A win in the first round also dangles the carrot of an appetising second round clash with a Premier League side and can work wonders in really capturing the imagination of the fans.
Wycombe Wanderers’ run to the 2007 semi-finals gave the supporters and players a dream day out in front of a sell-out crowd at Stamford Bridge and also earned the club over £1million through gate receipts, prize money and television revenue.
Although the prize money pales in comparison to the FA Cup (£100,000 for winning the competition is only just more than the £90,000 you’d get for winning in the fourth round of the FA Cup) a cup run is still an attractive prospect for sides who have seen profits obliterated as the country continues to deal with the recession.
As Warnock adhered to in his outburst attendance figures may show a lack of interest in the competition but for me it’s just a case of fans having to pick and choose games to attend based on a lack of disposable income.

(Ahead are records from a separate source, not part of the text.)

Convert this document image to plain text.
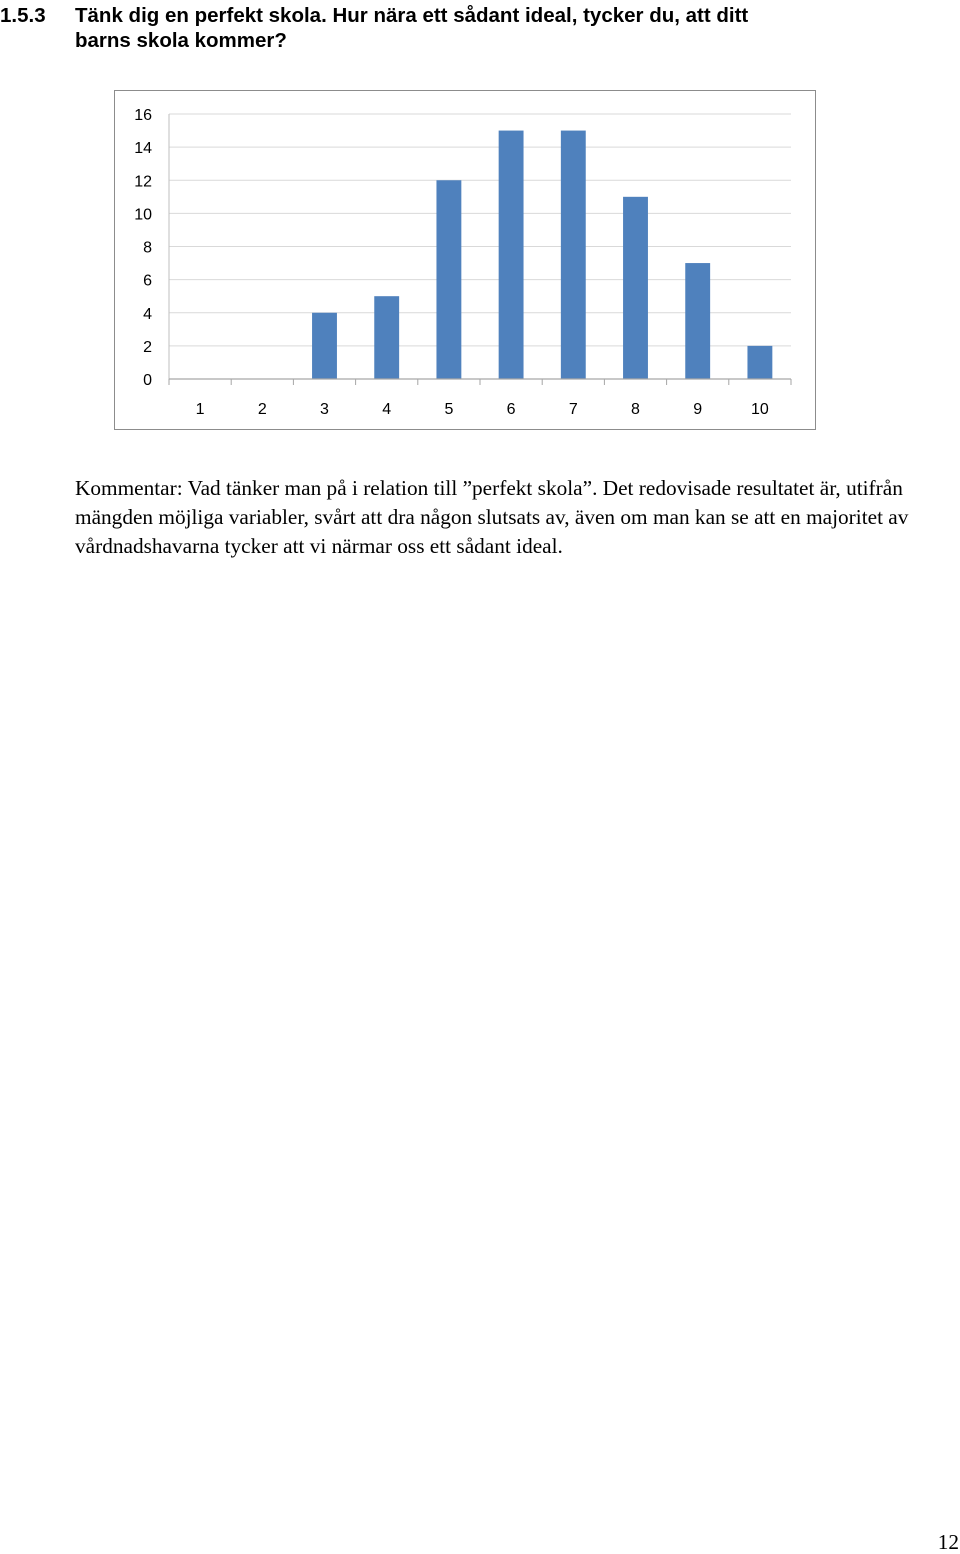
1.5.3 Tänk dig en perfekt skola. Hur nära ett sådant ideal, tycker du, att ditt
barns skola kommer?
0
2
4
6
8
10
12
14
16
1	2	3	4	5	6	7	8	9	10

Kommentar: Vad tänker man på i relation till ”perfekt skola”. Det redovisade resultatet är, utifrån mängden möjliga variabler, svårt att dra någon slutsats av, även om man kan se att en majoritet av vårdnadshavarna tycker att vi närmar oss ett sådant ideal.

12
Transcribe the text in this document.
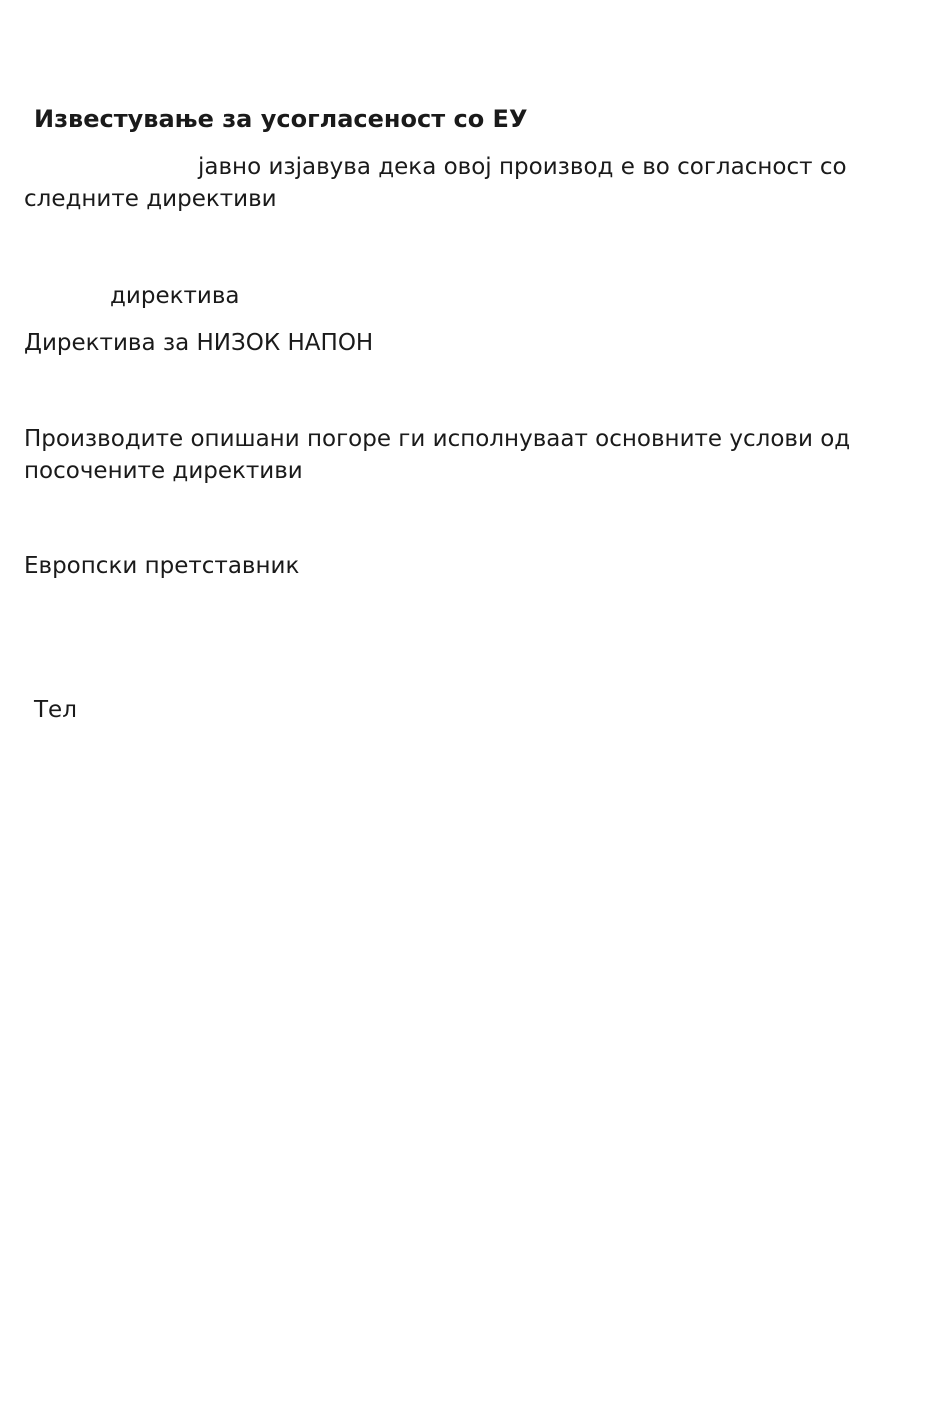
Известување за усогласеност со ЕУ

јавно изјавува дека овој производ е во согласност со

следните директиви

директива

Директива за НИЗОК НАПОН

Производите опишани погоре ги исполнуваат основните услови од

посочените директиви

Европски претставник

Тел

Even the prestigious FA Cup suffered last season with Wigan’s third round clash with Hull attracting a particularly meagre 5,335 attendance.
For me Warnock’s comments were ones of a manager who was frustrated with his side’s defeat and I can’t imagine the fans are too pleased with a manager who says he is unable to get himself or the team motivated for a competitive fixture either.
It definitely represents an unnecessary piece of bad publicity for a competition that is struggling to earn itself a credible place in the hearts of football fans but I really hope that can change. Taking away Football League titles 16 of the current 20 Premier League sides have not won a trophy in over five years and you’re telling me they wouldn’t jump at the chance of League Cup glory? Of course they would, even Mr Warnock knows it.